Турн Гердоний нимало не подозревал, что, отдавая Балветия в жертву поселянам, он исполняет не собственную, самостоятельно возникшую у него мысль, вытекающую из экономических соображений римского помещика тех времен, а внушение Вулкация через Тита-лодочника, прозванию которого «Ловкач» он не придавал значения, даже забыл его в те минуты, когда Тит не задолго до этого времени встретился с ним на дороге, будто случайно, привязался с охотничьими указаниями найденной им берлоги кабана, взбудоражил этим главную страсть Турна, гоняться за дикими животными по лесным и болотным трущобам, и ввернул в свою речь фразы о скором прибытии в усадьбу депутации старшин с просьбой дать им жертву из невольников, чтобы не пришлось метать жребий о свободных, перечисляя всех его деревенских слуг, указывал на Балвентия, как на самого дряхлого.
Турн это все забыл и ни о чем не догадался.
Не догадался и Балвентий, что он давно стал игрушкой могущественного Юпитерова фламина, которого никогда не видал, как и тот его.
Это была хитросплетенная, интрига, где главным лицом был старший внук фламина Вулкация, бродивший под именем невольника Верания, а младший, несчастный, Виргиний, любивший Амальтею, юноша слабохарактерный, не знал, к чему клонится странная затея его двоюродного брата; он полагал, что Вулкаций, просто дурачится, потому что ему весело среди рабов и деревенских, без патрицианских стеснений фамильного этикета.

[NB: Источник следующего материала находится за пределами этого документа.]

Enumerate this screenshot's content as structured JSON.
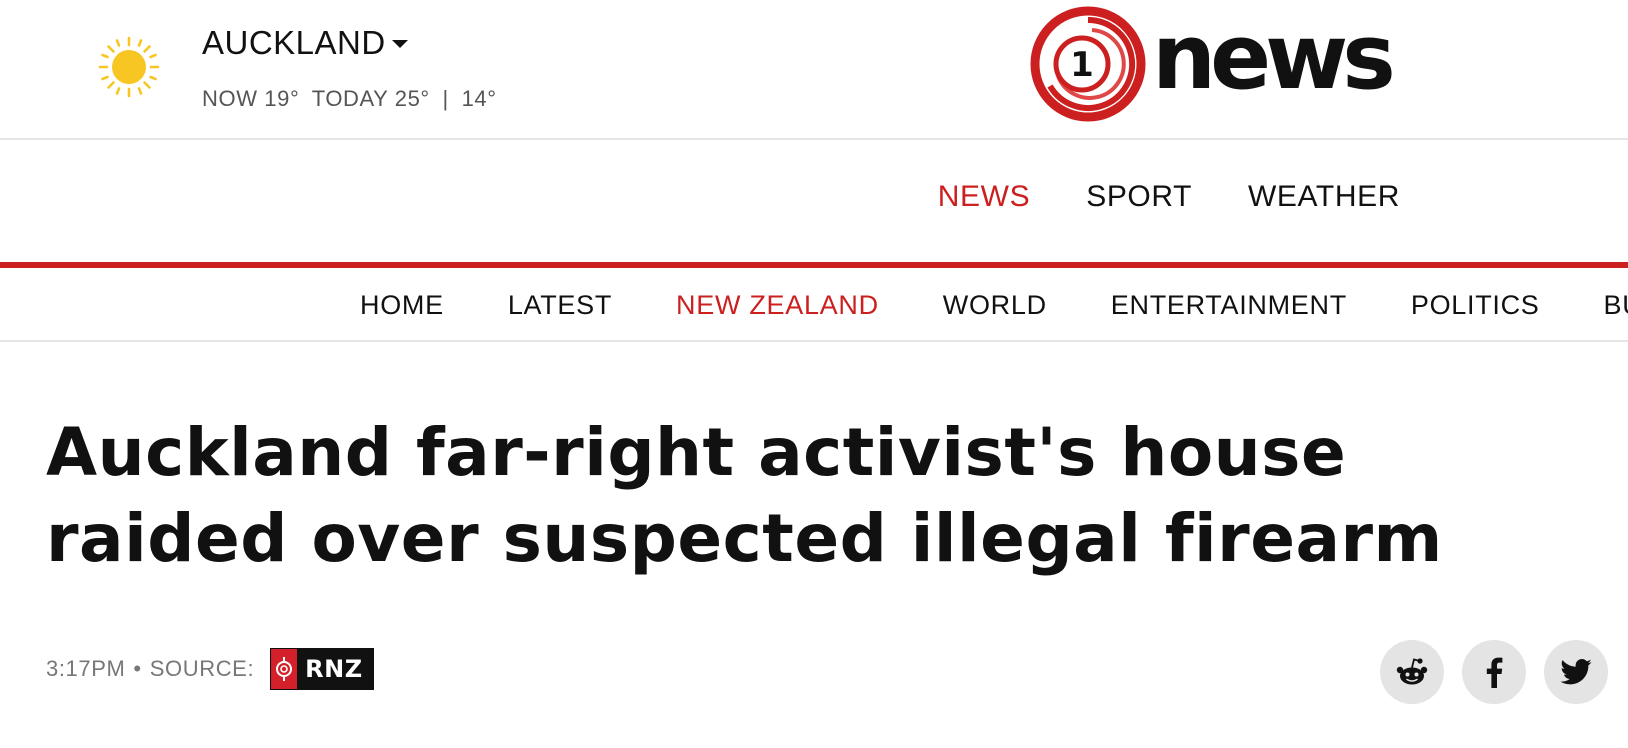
{
  "weather": {
    "icon": "sun-icon",
    "location": "AUCKLAND",
    "now": "NOW 19°",
    "today": "TODAY 25°",
    "divider": "|",
    "low": "14°"
  },
  "logo": {
    "numeral": "1",
    "word": "news",
    "brand_color": "#cc1f1f"
  },
  "section_nav": [
    {
      "label": "NEWS",
      "active": true
    },
    {
      "label": "SPORT",
      "active": false
    },
    {
      "label": "WEATHER",
      "active": false
    }
  ],
  "category_nav": [
    {
      "label": "HOME"
    },
    {
      "label": "LATEST"
    },
    {
      "label": "NEW ZEALAND",
      "active": true
    },
    {
      "label": "WORLD"
    },
    {
      "label": "ENTERTAINMENT"
    },
    {
      "label": "POLITICS"
    },
    {
      "label": "BUSIN"
    }
  ],
  "article": {
    "headline": "Auckland far-right activist's house raided over suspected illegal firearm",
    "time": "3:17PM",
    "separator": "•",
    "source_label": "SOURCE:",
    "source_name": "RNZ"
  },
  "share": [
    {
      "name": "reddit-icon"
    },
    {
      "name": "facebook-icon"
    },
    {
      "name": "twitter-icon"
    }
  ],
  "colors": {
    "accent": "#cc1f1f",
    "rule": "#e6e6e6",
    "share_bg": "#e4e4e4",
    "sun": "#f7c623"
  }
}
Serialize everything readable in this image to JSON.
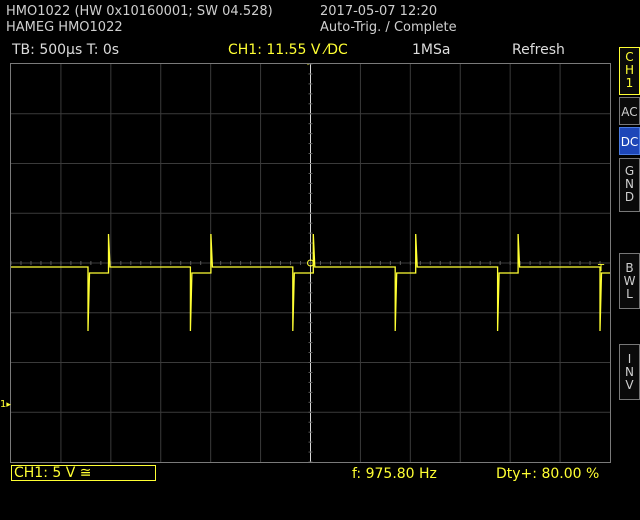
{
  "header": {
    "device_line1": "HMO1022 (HW 0x10160001; SW 04.528)",
    "device_line2": "HAMEG HMO1022",
    "datetime": "2017-05-07 12:20",
    "trigger_status": "Auto-Trig. / Complete"
  },
  "status_bar": {
    "timebase": "TB: 500µs   T: 0s",
    "channel_setting": "CH1: 11.55 V ⁄DC",
    "sample_rate": "1MSa",
    "mode": "Refresh"
  },
  "side_panel": {
    "channel": [
      "C",
      "H",
      "1"
    ],
    "ac": "AC",
    "dc": "DC",
    "gnd": [
      "G",
      "N",
      "D"
    ],
    "bwl": [
      "B",
      "W",
      "L"
    ],
    "inv": [
      "I",
      "N",
      "V"
    ]
  },
  "bottom_bar": {
    "channel_scale": "CH1: 5 V ≅",
    "frequency": "f: 975.80 Hz",
    "duty": "Dty+: 80.00 %"
  },
  "colors": {
    "trace": "#ffff33",
    "grid": "#3a3a3a",
    "background": "#000000",
    "dc_active": "#1d46b8"
  },
  "waveform": {
    "channel": "CH1",
    "frequency_hz": 975.8,
    "duty_percent": 80.0,
    "cycles_shown": 6
  }
}
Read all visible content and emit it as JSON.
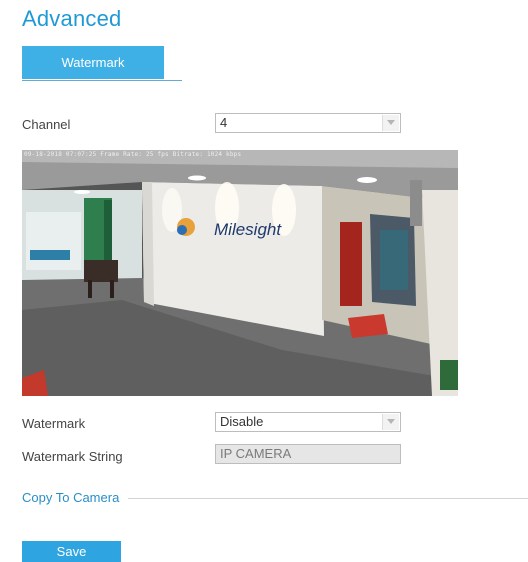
{
  "page": {
    "title": "Advanced"
  },
  "tabs": [
    {
      "label": "Watermark",
      "active": true
    }
  ],
  "form": {
    "channel": {
      "label": "Channel",
      "value": "4"
    },
    "watermark": {
      "label": "Watermark",
      "value": "Disable"
    },
    "watermark_string": {
      "label": "Watermark String",
      "value": "IP CAMERA"
    }
  },
  "preview": {
    "osd_text": "09-18-2018 07:07:25 Frame Rate: 25 fps  Bitrate: 1024 kbps",
    "wall_logo_text": "Milesight"
  },
  "copy_to_camera": {
    "label": "Copy To Camera"
  },
  "actions": {
    "save_label": "Save"
  },
  "colors": {
    "accent": "#1f9ad6",
    "tab_bg": "#3fb0e6",
    "button_bg": "#2ea5e0"
  },
  "icons": {
    "dropdown": "chevron-down-icon"
  }
}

Виргиний даже жалел, зачем он познакомился и сблизился до взаимной любви с Амальтеей при таких обстоятельствах, когда ему нельзя было принять чужое имя, Грецин раньше знал его в лицо.
Виргиний не подозревал, что Вулкаций ведет интригу не ради себя одного, а им руководят дед фламин, царевна Туллия и Люций Тарквиний.
Вулкаций, имевший характер сильный, повиновался своему грозному деду фламину не менее слепо, чем слабый Виргиний. Оба внука боялись Руфа, как мыши кота или зайцы удава, способного прыгнуть и моментально проглотить намеченную жертву. Оба они выполняли разные низкие интриги старого жреца, не понимая их главной сущности, Вулкаций охотно, Виргиний с тоской – оба не понимая и того, что как они без деда обратятся в ничтожество, так и дед без них, и стоило им твердо отказаться интриговать, он не мог бы их заставить, и домашний суд, казнь за непокорность главе рода, одна угроза, которую Руф не может привести в исполнение, чтобы не остаться одиноким.
Уезжая по внушению деда в деревню, Вулкаций перекрашивал свои волосы и являлся в усадьбу Турна под именем Верания.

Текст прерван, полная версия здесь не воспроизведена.